Als der Architektur- und Designjournalist Andreas Tölke im Herbst 2015 Wohnungen für Flüchtlinge anmietete, ahnte er nicht, dass er drei Jahre später mit ihnen ein Restaurant eröffnen würde. Denn in der Folge der Flüchtlingshilfe lernte er bei zahlreichen Essenseinladungen die Vielfalt und Qualität der levantischen Küche kennen und als ihm dann von der katholischen Kirchengemeinde Sankt Bonifatius in Kreuzberg ein Ladenlokal zur Pacht angeboten wurde, war die Idee zum Restaurant „Kreuzberger Himmel“ geboren. Tölke wollte hier einen Ort der Begegnung schaffen, ideologiefrei und niedrigschwellig, an dem man Flüchtlinge kennenlernen und sich davon überzeugen konnte, „dass es keine Aliens sind.“

Zwei Dinge hat er sich dabei in den Kopf gesetzt: Erstens sollte die Küche so authentisch und abwechslungsreich sein, wie die aktuelle Mannschaft, also syrisch, irakisch, persisch, afghanisch und so weiter. Aber sie sollte vor allem ein hohes Niveau erreichen: „Wir achten darauf, dass es gescheite Produkte sind, die gut verarbeitet werden, das wir auf einem Standard kochen, der zu 80% der 5-Sterne-Hotellerie genügt. Wir sind noch noch bei 100%, aber wir arbeiten daran.“ Man erbringe im Kreuzberger Himmel eine professionelle Dienstleistung und wolle auch an diesen Maßstäben gemessen werden, so Tölke weiter. Auch der Durchschnittsbon ist mit 16€ noch vergleichsweise niedrig – die Leute trinken noch zu wenig, benennt Tölke das Problem, obwohl selbstverständlich auch Alkohol ausgeschenkt wird, darunter Weiß- und Rotwein aus dem Libanon, Crement, Champagner und Biere aus dem Kloster Andechs.
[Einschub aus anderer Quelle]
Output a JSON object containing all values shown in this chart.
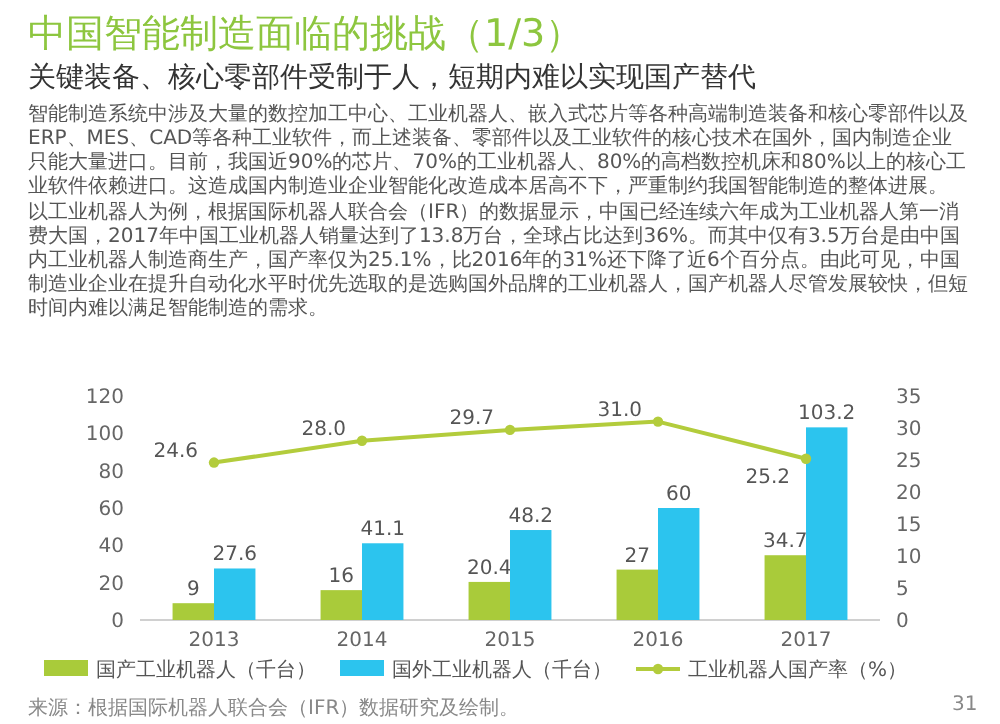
{
  "chart_data": {
    "type": "bar",
    "title": "中国智能制造面临的挑战（1/3）",
    "subtitle": "关键装备、核心零部件受制于人，短期内难以实现国产替代",
    "annotations": [
      "智能制造系统中涉及大量的数控加工中心、工业机器人、嵌入式芯片等各种高端制造装备和核心零部件以及ERP、MES、CAD等各种工业软件，而上述装备、零部件以及工业软件的核心技术在国外，国内制造企业只能大量进口。目前，我国近90%的芯片、70%的工业机器人、80%的高档数控机床和80%以上的核心工业软件依赖进口。这造成国内制造业企业智能化改造成本居高不下，严重制约我国智能制造的整体进展。",
      "以工业机器人为例，根据国际机器人联合会（IFR）的数据显示，中国已经连续六年成为工业机器人第一消费大国，2017年中国工业机器人销量达到了13.8万台，全球占比达到36%。而其中仅有3.5万台是由中国内工业机器人制造商生产，国产率仅为25.1%，比2016年的31%还下降了近6个百分点。由此可见，中国制造业企业在提升自动化水平时优先选取的是选购国外品牌的工业机器人，国产机器人尽管发展较快，但短时间内难以满足智能制造的需求。",
      "来源：根据国际机器人联合会（IFR）数据研究及绘制。",
      "31"
    ],
    "categories": [
      "2013",
      "2014",
      "2015",
      "2016",
      "2017"
    ],
    "series": [
      {
        "name": "国产工业机器人（千台）",
        "color": "#a9cb3a",
        "values": [
          9,
          16,
          20.4,
          27,
          34.7
        ],
        "value_labels": [
          "9",
          "16",
          "20.4",
          "27",
          "34.7"
        ]
      },
      {
        "name": "国外工业机器人（千台）",
        "color": "#2cc4ee",
        "values": [
          27.6,
          41.1,
          48.2,
          60,
          103.2
        ],
        "value_labels": [
          "27.6",
          "41.1",
          "48.2",
          "60",
          "103.2"
        ]
      },
      {
        "name": "工业机器人国产率（%）",
        "type": "line",
        "axis": "y2",
        "color": "#b3cc3c",
        "values": [
          24.6,
          28.0,
          29.7,
          31.0,
          25.2
        ],
        "value_labels": [
          "24.6",
          "28.0",
          "29.7",
          "31.0",
          "25.2"
        ]
      }
    ],
    "ylim": [
      0,
      120
    ],
    "yticks": [
      0,
      20,
      40,
      60,
      80,
      100,
      120
    ],
    "y2lim": [
      0,
      35
    ],
    "y2ticks": [
      0,
      5,
      10,
      15,
      20,
      25,
      30,
      35
    ],
    "marker": "circle",
    "legend": "bottom",
    "grid": false
  }
}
Um diesen Anspruch zu verwirklichen, half ihm die Tatsache, dass unter den Flüchtlingen Profis wie Othman waren, einem gestandenen Küchenchef, der in Syrien ein 32-köpfiges Team leitete. Während das Lokal zwei Monate lang umgebaut wurde., hat Tölke mit Othman hat Tölke die erste Speisekarte entwickelt, Testessen zubereitet und mit befreundeten Gastronomen wie Frank Ketter („Sheraton Esplanade“) oder Heinz Gindullis vom „Cookies“ verkostet. Überhaupt bekam der Kreuzberger Himmel von Anfang an viel Unterstützung: So verlangt die Kirchengemeinde nur eine moderate Pacht von monatlich 4.700 Euro, ein Sponsor gab 80.000 Euro für den Umbau und die Küchenausstattung und auch Prominente wie Barbara Becker und Tim Raue sind Stammgäste des Restaurants.
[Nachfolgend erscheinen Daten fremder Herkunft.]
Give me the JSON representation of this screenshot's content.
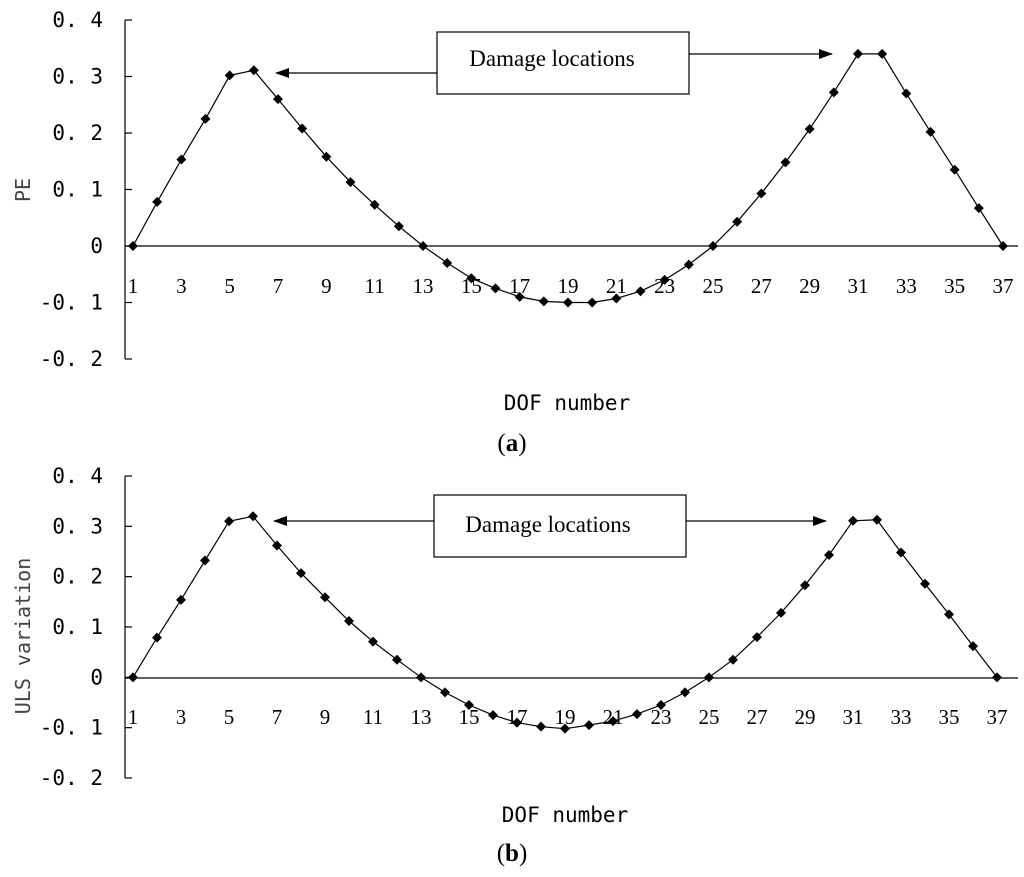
{
  "chart_data": [
    {
      "type": "line",
      "caption": "(a)",
      "caption_bold": "a",
      "xlabel": "DOF number",
      "ylabel": "PE",
      "ylim": [
        -0.2,
        0.4
      ],
      "y_ticks": [
        "0. 4",
        "0. 3",
        "0. 2",
        "0. 1",
        "0",
        "-0. 1",
        "-0. 2"
      ],
      "y_tick_values": [
        0.4,
        0.3,
        0.2,
        0.1,
        0,
        -0.1,
        -0.2
      ],
      "x_tick_labels": [
        "1",
        "3",
        "5",
        "7",
        "9",
        "11",
        "13",
        "15",
        "17",
        "19",
        "21",
        "23",
        "25",
        "27",
        "29",
        "31",
        "33",
        "35",
        "37"
      ],
      "annotation": "Damage locations",
      "marker": "diamond",
      "color": "#000000",
      "x": [
        1,
        2,
        3,
        4,
        5,
        6,
        7,
        8,
        9,
        10,
        11,
        12,
        13,
        14,
        15,
        16,
        17,
        18,
        19,
        20,
        21,
        22,
        23,
        24,
        25,
        26,
        27,
        28,
        29,
        30,
        31,
        32,
        33,
        34,
        35,
        36,
        37
      ],
      "values": [
        0,
        0.078,
        0.153,
        0.225,
        0.302,
        0.311,
        0.26,
        0.208,
        0.158,
        0.113,
        0.073,
        0.035,
        0,
        -0.03,
        -0.057,
        -0.075,
        -0.09,
        -0.098,
        -0.1,
        -0.1,
        -0.093,
        -0.08,
        -0.06,
        -0.033,
        0,
        0.043,
        0.093,
        0.148,
        0.207,
        0.272,
        0.34,
        0.34,
        0.27,
        0.202,
        0.135,
        0.067,
        0
      ]
    },
    {
      "type": "line",
      "caption": "(b)",
      "caption_bold": "b",
      "xlabel": "DOF number",
      "ylabel": "ULS variation",
      "ylim": [
        -0.2,
        0.4
      ],
      "y_ticks": [
        "0. 4",
        "0. 3",
        "0. 2",
        "0. 1",
        "0",
        "-0. 1",
        "-0. 2"
      ],
      "y_tick_values": [
        0.4,
        0.3,
        0.2,
        0.1,
        0,
        -0.1,
        -0.2
      ],
      "x_tick_labels": [
        "1",
        "3",
        "5",
        "7",
        "9",
        "11",
        "13",
        "15",
        "17",
        "19",
        "21",
        "23",
        "25",
        "27",
        "29",
        "31",
        "33",
        "35",
        "37"
      ],
      "annotation": "Damage locations",
      "marker": "diamond",
      "color": "#000000",
      "x": [
        1,
        2,
        3,
        4,
        5,
        6,
        7,
        8,
        9,
        10,
        11,
        12,
        13,
        14,
        15,
        16,
        17,
        18,
        19,
        20,
        21,
        22,
        23,
        24,
        25,
        26,
        27,
        28,
        29,
        30,
        31,
        32,
        33,
        34,
        35,
        36,
        37
      ],
      "values": [
        0,
        0.079,
        0.154,
        0.232,
        0.31,
        0.32,
        0.262,
        0.207,
        0.159,
        0.112,
        0.071,
        0.035,
        0,
        -0.03,
        -0.055,
        -0.075,
        -0.09,
        -0.098,
        -0.102,
        -0.095,
        -0.087,
        -0.073,
        -0.055,
        -0.03,
        0,
        0.035,
        0.08,
        0.128,
        0.183,
        0.243,
        0.311,
        0.313,
        0.248,
        0.186,
        0.125,
        0.062,
        0
      ]
    }
  ]
}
Die Karte erinnert an den 7. Himmel: jeweils sieben Vorspeisen ab 4,90€, Hauptgerichte ab 10,90€ und Nachspeisen stehen darauf, darunter Mezze-Klassiker Hummus, Baba Ganoush, Saubohnen und gefülltes Fladenbrot. Hauptgerichte sind zum Beispiel das syrischce Festtagsgericht „Kabse“ mit Hähnenfleisch, Mandeln und Cashewkernen (12,90 €) oder das „Gericht der Könige- Sheik al Meshi“ aus mit Lammhack gefüllten Zucchini in Joghurtsauce mit Pinienkerne für 13,90 €. Weil zurzeit mit Ala eine iranische Pattisseurin zum Team gehört, gibt gerade jeden Tag frische Pralinen. „Glauben Sie mir, ich bin weit herum gekommen in der Welt, ich kann es beurteilen: Das ist Sterneniveau“, schwärmt Tölke.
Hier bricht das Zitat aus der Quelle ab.